Angriff auf Journalisten
Wie Steve Jobs einen FTD-Redakteur verhaute
Von Thomas Wendel
07.10.2011
Er war eine Legende und ließ kaum einen Journalisten an sich heran. FTD-Redakteur Thomas Wendel hat es versucht – und den harten Griff von Steve Jobs zu spüren bekommen. Ein Erfahrungsbericht.
Es war im September 2005. Ich saß mit anderen Journalisten in einem fensterlosen Raum auf dem Messegelände der französischen Hauptstadt und wartete auf Steve Jobs. Er hatte sich zur Eröffnung der europäischen Hausmesse Apple Expo angesagt – und gab dazu eine Pressekonferenz.
Der Hype um Jobs hatte längst mit voller Wucht eingesetzt. Der Apple-Gründer wollte in Paris den Startschuss für die Markteinführung des ersten iPod Nano für Europa geben. Wie immer stellte er sich mit seinem schwarzen Rolli auf die Bühne. Das waren sie aber auch schon, die erwartbaren Konstanten. Was folgte, passte so gar nicht zu der gängigen Apple-Standardpräsentation.
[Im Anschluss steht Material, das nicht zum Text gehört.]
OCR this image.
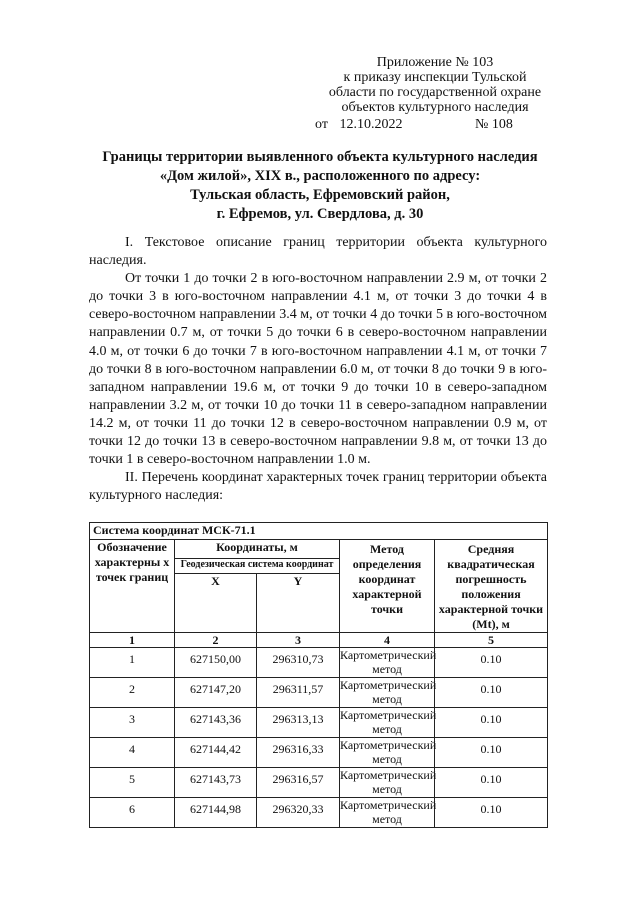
Приложение № 103
к приказу инспекции Тульской
области по государственной охране
объектов культурного наследия
от 12.10.2022	№ 108
Границы территории выявленного объекта культурного наследия
«Дом жилой», XIX в., расположенного по адресу:
Тульская область, Ефремовский район,
г. Ефремов, ул. Свердлова, д. 30

I. Текстовое описание границ территории объекта культурного наследия.

От точки 1 до точки 2 в юго-восточном направлении 2.9 м, от точки 2 до точки 3 в юго-восточном направлении 4.1 м, от точки 3 до точки 4 в северо-восточном направлении 3.4 м, от точки 4 до точки 5 в юго-восточном направлении 0.7 м, от точки 5 до точки 6 в северо-восточном направлении 4.0 м, от точки 6 до точки 7 в юго-восточном направлении 4.1 м, от точки 7 до точки 8 в юго-восточном направлении 6.0 м, от точки 8 до точки 9 в юго-западном направлении 19.6 м, от точки 9 до точки 10 в северо-западном направлении 3.2 м, от точки 10 до точки 11 в северо-западном направлении 14.2 м, от точки 11 до точки 12 в северо-восточном направлении 0.9 м, от точки 12 до точки 13 в северо-восточном направлении 9.8 м, от точки 13 до точки 1 в северо-восточном направлении 1.0 м.

II. Перечень координат характерных точек границ территории объекта культурного наследия:

Система координат МСК-71.1				
Обозначение характерны х точек границ	Координаты, м		Метод определения координат характерной точки	Средняя квадратическая погрешность положения характерной точки (Mt), м
	Геодезическая система координат			
	X	Y		
1	2	3	4	5
1	627150,00	296310,73	Картометрический метод	0.10
2	627147,20	296311,57	Картометрический метод	0.10
3	627143,36	296313,13	Картометрический метод	0.10
4	627144,42	296316,33	Картометрический метод	0.10
5	627143,73	296316,57	Картометрический метод	0.10
6	627144,98	296320,33	Картометрический метод	0.10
iPods fliegen durch den Raum
Da waren zunächst die Sitzgelegenheiten auf dem Podium: Schwarze Barhocker, so hoch, dass man fürchten musste, selbst die Tabledance-Tänzerinnen aus dem Pariser Pigalle würden auf ihnen das Gleichgewicht verlieren. Jobs schwang sich behände auf einen der Hocker. Dann flogen iPods durch die Luft: Quer durch den Raum warf Jobs die damals gläsernen Geräte um zu beweisen, dass sie selbst durch Weitwürfe nicht zum Zerbrechen gebracht werden könnten – anders, als es damals Tech-Blogs behaupteten.
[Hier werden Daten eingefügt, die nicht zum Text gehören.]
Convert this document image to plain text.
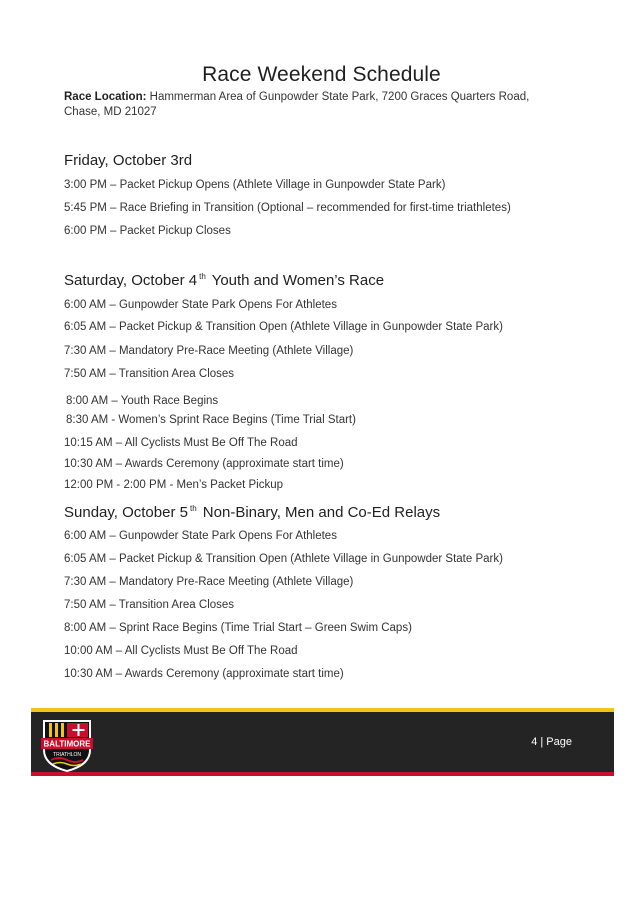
Race Weekend Schedule
Race Location: Hammerman Area of Gunpowder State Park, 7200 Graces Quarters Road,
Chase, MD 21027
Friday, October 3rd
3:00 PM – Packet Pickup Opens (Athlete Village in Gunpowder State Park)
5:45 PM – Race Briefing in Transition (Optional – recommended for first-time triathletes)
6:00 PM – Packet Pickup Closes
Saturday, October 4 $^{th}$ Youth and Women’s Race
6:00 AM – Gunpowder State Park Opens For Athletes
6:05 AM – Packet Pickup & Transition Open (Athlete Village in Gunpowder State Park)
7:30 AM – Mandatory Pre-Race Meeting (Athlete Village)
7:50 AM – Transition Area Closes
8:00 AM – Youth Race Begins
8:30 AM - Women’s Sprint Race Begins (Time Trial Start)
10:15 AM – All Cyclists Must Be Off The Road
10:30 AM – Awards Ceremony (approximate start time)
12:00 PM - 2:00 PM - Men’s Packet Pickup
Sunday, October 5 $^{th}$ Non-Binary, Men and Co-Ed Relays
6:00 AM – Gunpowder State Park Opens For Athletes
6:05 AM – Packet Pickup & Transition Open (Athlete Village in Gunpowder State Park)
7:30 AM – Mandatory Pre-Race Meeting (Athlete Village)
7:50 AM – Transition Area Closes
8:00 AM – Sprint Race Begins (Time Trial Start – Green Swim Caps)
10:00 AM – All Cyclists Must Be Off The Road
10:30 AM – Awards Ceremony (approximate start time)
BALTIMORE
TRIATHLON
4 | Page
Wofür andere Konzernchefs Trupps von Assistenten beschäftigen, das erledigte Jobs persönlich: Er erteilte das Wort. Er war es, der das Auditorium beobachtete, um Wortmeldungen zu registrieren. War eine der Mikrofonträgerinnen nicht binnen Sekunden bei einem der auserwählten Fragern, setzte der Apple-Chef vorne auf der Bühne bereits ein genervtes Gesicht auf. Ich fragte “Steve”, warum Apple die Herstellerland-Angabe auf seinen Produkten so auffällig abgeändert habe: Früher stand “Made in USA” drauf.
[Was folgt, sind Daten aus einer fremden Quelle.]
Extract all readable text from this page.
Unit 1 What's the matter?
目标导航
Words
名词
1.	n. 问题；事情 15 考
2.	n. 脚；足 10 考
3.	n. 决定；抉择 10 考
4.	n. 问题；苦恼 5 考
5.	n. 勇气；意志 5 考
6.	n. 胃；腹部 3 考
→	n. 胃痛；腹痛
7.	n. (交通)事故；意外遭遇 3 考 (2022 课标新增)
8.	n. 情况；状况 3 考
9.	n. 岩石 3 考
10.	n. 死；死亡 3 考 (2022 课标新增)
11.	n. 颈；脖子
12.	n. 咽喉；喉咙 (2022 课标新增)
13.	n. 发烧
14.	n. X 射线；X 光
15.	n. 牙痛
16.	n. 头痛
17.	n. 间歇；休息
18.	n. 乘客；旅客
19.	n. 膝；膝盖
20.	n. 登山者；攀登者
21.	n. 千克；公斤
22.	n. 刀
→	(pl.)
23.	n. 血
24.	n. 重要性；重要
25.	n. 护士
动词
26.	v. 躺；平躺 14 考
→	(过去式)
Inzwischen aber gab der Konzern die Herkunft seiner iPods und Macs mit “Designed in California. Assembled in China” an. Sei das Verschwinden von “USA” als eine politische Aussage gegen die Bush-Administration in Washington zu verstehen? Jobs wand sich geschickt: Es wäre ja wohl klar, dass “Kalifornien den besten Teil der USA” darstelle. Und: “Nächste Frage!”
“Bist du wahnsinnig?”
Vielleicht war es diese Frage, die in seinem Gedächtnis hängen geblieben ist, jedenfalls ließ er mich 20 Minuten später überraschend an sich heran, während er vor dem Medienpulk eigentlich schon flüchten wollte. Nachdem die Pressekonferenz geendet hatte und sich die Türen des Saales öffneten, verfolgten plötzlich Hunderte Journalisten und Fotografen Jobs. An einen Ausstellungsrundgang, den Jobs ursprünglich eingeplant hatte, war so nicht mehr zu denken. Stattdessen beschleunigten er und seine Entourage die Schritte, um schnell den nächsten Notausgang zu erreichen. Ich blieb Jobs dennoch dicht auf den Versen und fragte “Steve” aus drei Metern Entfernung, ob ich ihm wenigstens noch eine Frage stellen dürfe? Er blieb stehen. “Du hast die Computerindustrie revolutioniert, die Unterhaltungselektronik und nun die Musikindustrie. Was treibt dich an?” Jobs blaffte zurück: “Go away” und “Shut up”. Ich ließ nicht locker, dann griff er mir plötzlich fest an die Schulter, drehte mich um 180 Grad und trommelte mit seinen Händen auf meinem Rücken. Dann entkam er durch die Tiefgarage.
Apples Pressestab zeigte sich schockiert – weniger über “Steve” als vielmehr über den Journalisten: “Wie? Du hast ihm eine persönliche Frage gestellt? Bis du wahnsinnig? Du kannst froh sein, dass er dich nicht rausgeschmissen hat.” Das Sakko von damals hängt bis heute in meinem Schrank. Und die Antwort auf meine unbeantwortet gebliebene Frage meine ich inzwischen zu kennen: Er wollte seinem ewigen Rivalen Bill Gates noch beweisen, dass Apple bedeutender für die Welt sein wird als Microsoft. Wenn Sie mich fragen, dieses Ziel hat Steve Jobs erreicht.